Virus, federalismo e "modello" svedese

Arriva anche la tegola della ‘variante’ del Corona

di Aldo Sofia
virus-federalismo-e-modello-svedese

Non c’é tregua. Arriva anche la tegola della ‘variante’ del Corona, scoperta in Inghilterra, a rischio di esportazione, che isola ancora più l’isola della Brexit, e che la task force scientifica a Berna definisce subito “molto preoccupante” per la sua velocità di diffusione. E poi la pandemia provoca anche forti fibrillazioni politiche. Preme sulle istituzioni,  anche quelle più consolidate. Vedi il federalismo, dunque lo stesso edificio istituzionale del nostro Paese. Il pilastro della nostra convivenza. Ma un federalismo oggi un più in tensione, più faticoso, come mai nel dopoguerra. Così, per rispettarne la lettera e lo spirito, Berna fatica, tentenna,  sbanda, ritarda. E in questa seconda ondata (con la Svizzera tra le maglie nere in Europa) alla fine interviene con un parziale lockdown. Lascia ai cantoni  porzioni di autonomia, concede il reclamato diritto di far valere la conoscenza della realtà territoriale, fissa una linea rossa di diffusione del virus sotto la quale loro, i Cantoni, hanno il diritto di “liberalizzare”. Come quelli romandi, che avendo giocato d’anticipo con chiusure temporanee più ermetiche, oggi respirano meglio e fanno felici gli operatori della ristorazione che non devono abbassare la saracinesca., anche se mica ci sono confini fra cantoni virtuosi e no.
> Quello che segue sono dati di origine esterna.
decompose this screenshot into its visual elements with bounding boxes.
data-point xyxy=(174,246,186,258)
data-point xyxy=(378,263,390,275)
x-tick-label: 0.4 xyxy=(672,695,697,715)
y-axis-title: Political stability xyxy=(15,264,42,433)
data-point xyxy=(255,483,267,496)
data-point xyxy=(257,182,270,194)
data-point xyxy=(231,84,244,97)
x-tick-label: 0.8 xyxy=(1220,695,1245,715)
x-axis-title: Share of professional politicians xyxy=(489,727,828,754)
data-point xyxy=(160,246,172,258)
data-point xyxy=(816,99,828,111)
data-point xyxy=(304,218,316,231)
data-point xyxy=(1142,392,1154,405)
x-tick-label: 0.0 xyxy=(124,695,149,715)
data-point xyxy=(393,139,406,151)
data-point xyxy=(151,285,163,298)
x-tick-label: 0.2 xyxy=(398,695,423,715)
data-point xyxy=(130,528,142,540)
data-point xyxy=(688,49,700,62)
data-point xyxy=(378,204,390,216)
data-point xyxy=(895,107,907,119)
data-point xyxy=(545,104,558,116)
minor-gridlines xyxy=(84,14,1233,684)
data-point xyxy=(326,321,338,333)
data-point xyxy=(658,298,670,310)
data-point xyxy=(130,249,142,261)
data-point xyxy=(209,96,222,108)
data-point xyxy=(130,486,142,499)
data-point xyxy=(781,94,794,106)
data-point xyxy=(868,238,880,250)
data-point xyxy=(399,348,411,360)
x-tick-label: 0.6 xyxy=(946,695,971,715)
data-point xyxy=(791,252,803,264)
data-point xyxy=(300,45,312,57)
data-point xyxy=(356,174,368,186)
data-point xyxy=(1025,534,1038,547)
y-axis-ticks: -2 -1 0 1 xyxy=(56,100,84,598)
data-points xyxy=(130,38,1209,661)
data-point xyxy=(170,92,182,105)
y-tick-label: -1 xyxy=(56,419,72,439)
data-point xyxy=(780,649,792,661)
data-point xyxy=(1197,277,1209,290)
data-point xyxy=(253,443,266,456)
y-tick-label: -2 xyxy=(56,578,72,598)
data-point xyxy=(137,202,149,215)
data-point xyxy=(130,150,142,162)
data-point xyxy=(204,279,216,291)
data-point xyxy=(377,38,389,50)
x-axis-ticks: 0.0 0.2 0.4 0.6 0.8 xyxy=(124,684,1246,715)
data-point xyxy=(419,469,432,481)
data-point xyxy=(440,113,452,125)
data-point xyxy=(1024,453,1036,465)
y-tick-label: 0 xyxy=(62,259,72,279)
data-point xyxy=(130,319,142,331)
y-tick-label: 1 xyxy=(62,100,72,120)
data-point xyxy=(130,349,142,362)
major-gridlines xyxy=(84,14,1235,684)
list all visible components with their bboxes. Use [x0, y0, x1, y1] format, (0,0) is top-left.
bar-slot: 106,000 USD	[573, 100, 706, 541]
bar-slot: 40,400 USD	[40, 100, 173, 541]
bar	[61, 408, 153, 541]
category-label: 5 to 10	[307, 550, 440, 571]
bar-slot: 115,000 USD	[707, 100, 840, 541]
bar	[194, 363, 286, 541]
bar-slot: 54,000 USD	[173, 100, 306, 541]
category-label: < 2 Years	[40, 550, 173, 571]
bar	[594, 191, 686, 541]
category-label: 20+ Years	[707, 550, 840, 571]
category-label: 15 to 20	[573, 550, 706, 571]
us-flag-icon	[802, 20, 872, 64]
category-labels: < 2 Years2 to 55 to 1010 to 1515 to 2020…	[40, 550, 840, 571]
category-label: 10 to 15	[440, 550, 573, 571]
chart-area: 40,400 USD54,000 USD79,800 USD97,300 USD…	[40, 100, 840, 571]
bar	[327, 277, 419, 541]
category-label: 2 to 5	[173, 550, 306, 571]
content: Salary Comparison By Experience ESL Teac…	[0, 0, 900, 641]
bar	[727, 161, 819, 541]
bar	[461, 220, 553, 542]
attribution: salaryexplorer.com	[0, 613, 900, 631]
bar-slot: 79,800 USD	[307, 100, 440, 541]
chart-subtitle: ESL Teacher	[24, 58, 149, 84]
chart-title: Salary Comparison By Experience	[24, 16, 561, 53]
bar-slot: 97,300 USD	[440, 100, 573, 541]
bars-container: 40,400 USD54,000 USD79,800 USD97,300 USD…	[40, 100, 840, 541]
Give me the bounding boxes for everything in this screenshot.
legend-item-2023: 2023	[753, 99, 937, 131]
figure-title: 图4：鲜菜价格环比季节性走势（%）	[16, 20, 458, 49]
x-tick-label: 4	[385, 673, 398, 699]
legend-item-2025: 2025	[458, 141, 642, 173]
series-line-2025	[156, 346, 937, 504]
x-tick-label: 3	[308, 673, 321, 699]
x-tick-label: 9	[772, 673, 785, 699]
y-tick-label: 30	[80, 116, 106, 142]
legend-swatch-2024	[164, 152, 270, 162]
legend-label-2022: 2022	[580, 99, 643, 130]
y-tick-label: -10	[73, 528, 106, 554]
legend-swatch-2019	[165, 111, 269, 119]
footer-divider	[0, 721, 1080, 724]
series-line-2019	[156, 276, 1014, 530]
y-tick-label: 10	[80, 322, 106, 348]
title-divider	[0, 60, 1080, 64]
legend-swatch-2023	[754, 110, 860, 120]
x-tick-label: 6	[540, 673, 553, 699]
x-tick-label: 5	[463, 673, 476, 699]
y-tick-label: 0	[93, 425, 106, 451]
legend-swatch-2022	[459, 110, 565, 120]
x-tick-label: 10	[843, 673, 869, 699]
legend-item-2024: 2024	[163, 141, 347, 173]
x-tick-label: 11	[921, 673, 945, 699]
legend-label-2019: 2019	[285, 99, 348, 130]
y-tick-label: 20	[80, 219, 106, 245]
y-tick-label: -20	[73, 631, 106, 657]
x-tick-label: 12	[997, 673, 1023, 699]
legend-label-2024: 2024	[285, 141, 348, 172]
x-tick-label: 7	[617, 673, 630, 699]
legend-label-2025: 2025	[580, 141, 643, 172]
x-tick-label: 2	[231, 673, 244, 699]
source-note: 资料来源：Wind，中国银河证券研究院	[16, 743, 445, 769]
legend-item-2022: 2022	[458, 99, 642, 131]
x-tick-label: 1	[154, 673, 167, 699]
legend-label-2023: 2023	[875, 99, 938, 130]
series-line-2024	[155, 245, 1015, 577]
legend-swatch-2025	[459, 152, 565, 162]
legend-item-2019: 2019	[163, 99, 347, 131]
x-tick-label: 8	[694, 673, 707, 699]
Chissà perché questa semplice evidenza (se ti curi prima, prima guarisci) viene raramente evocata da chi contesta necessità, proporzionalità, opportunità degli ultimi  provvedimenti bernesi. Contribuendo allo smarrimento e ai dubbi dei cittadini, sballottati fra cifre altalenanti, opinioni contrastanti, operatori sanitari (medici, paramedici, ospedali) che chiedono “tutto e subito” per evitare il rischio di una terza ondata ancora più virulenta, non proprio l’ideale per l’inizio delle vaccinazioni. E qui c’é un’altra stranezza, uno bel paradosso: i semi-negazionisti (non contestano l’esistenza del virus ma le decisioni più importanti suggerite dagli scienziati della materia), ma esaltano poi i miracoli della stessa scienza, che ha scovato il vaccino, lo ha fatto in tempi eccezionalmente rapidi, e  “non vedono l’ora”.  E poi il ritornello della “Corona Diktatur”, di chi vede ovunque  democrazie occidentali tentate di scivolare nell’autoritarismo: democrazie in realtà occupate soprattutto con amletiche difficoltà gestionali, con una vivacità del dibattito politico, non proprio il terreno ideale per “ukase” imposti dall’alto. E quindi vedersela (vedi appunto la Confederazione nel rapporto coi cantoni) con faticosi compromessi, nel tentativo di conciliare - esercizio di equilibrismo - due cure indissociabili: per l’economia e per la salute, con la prima che non manca certo di forza politica.

Tentativi, appunto. Tardivi, insufficienti? Purtroppo lo si può temere. Intanto prendiamo nota che ai “semi-negazionisti” viene ora a mancare anche il  da loro lodato modello svedese, niente mascherine, niente restrizioni, niente lock-down  parziali, solo pacati appelli alla responsabilità individuale. Ma ecco che di fronte al bilancio dei morti, ai dati dell’infezione, al confronto con i paesi vicini comparabili, alla crisi del sistema sanitario sotto pressione, due parole di re Gustavo hanno messo le cose in chiaro: “Abbiamo fallito”.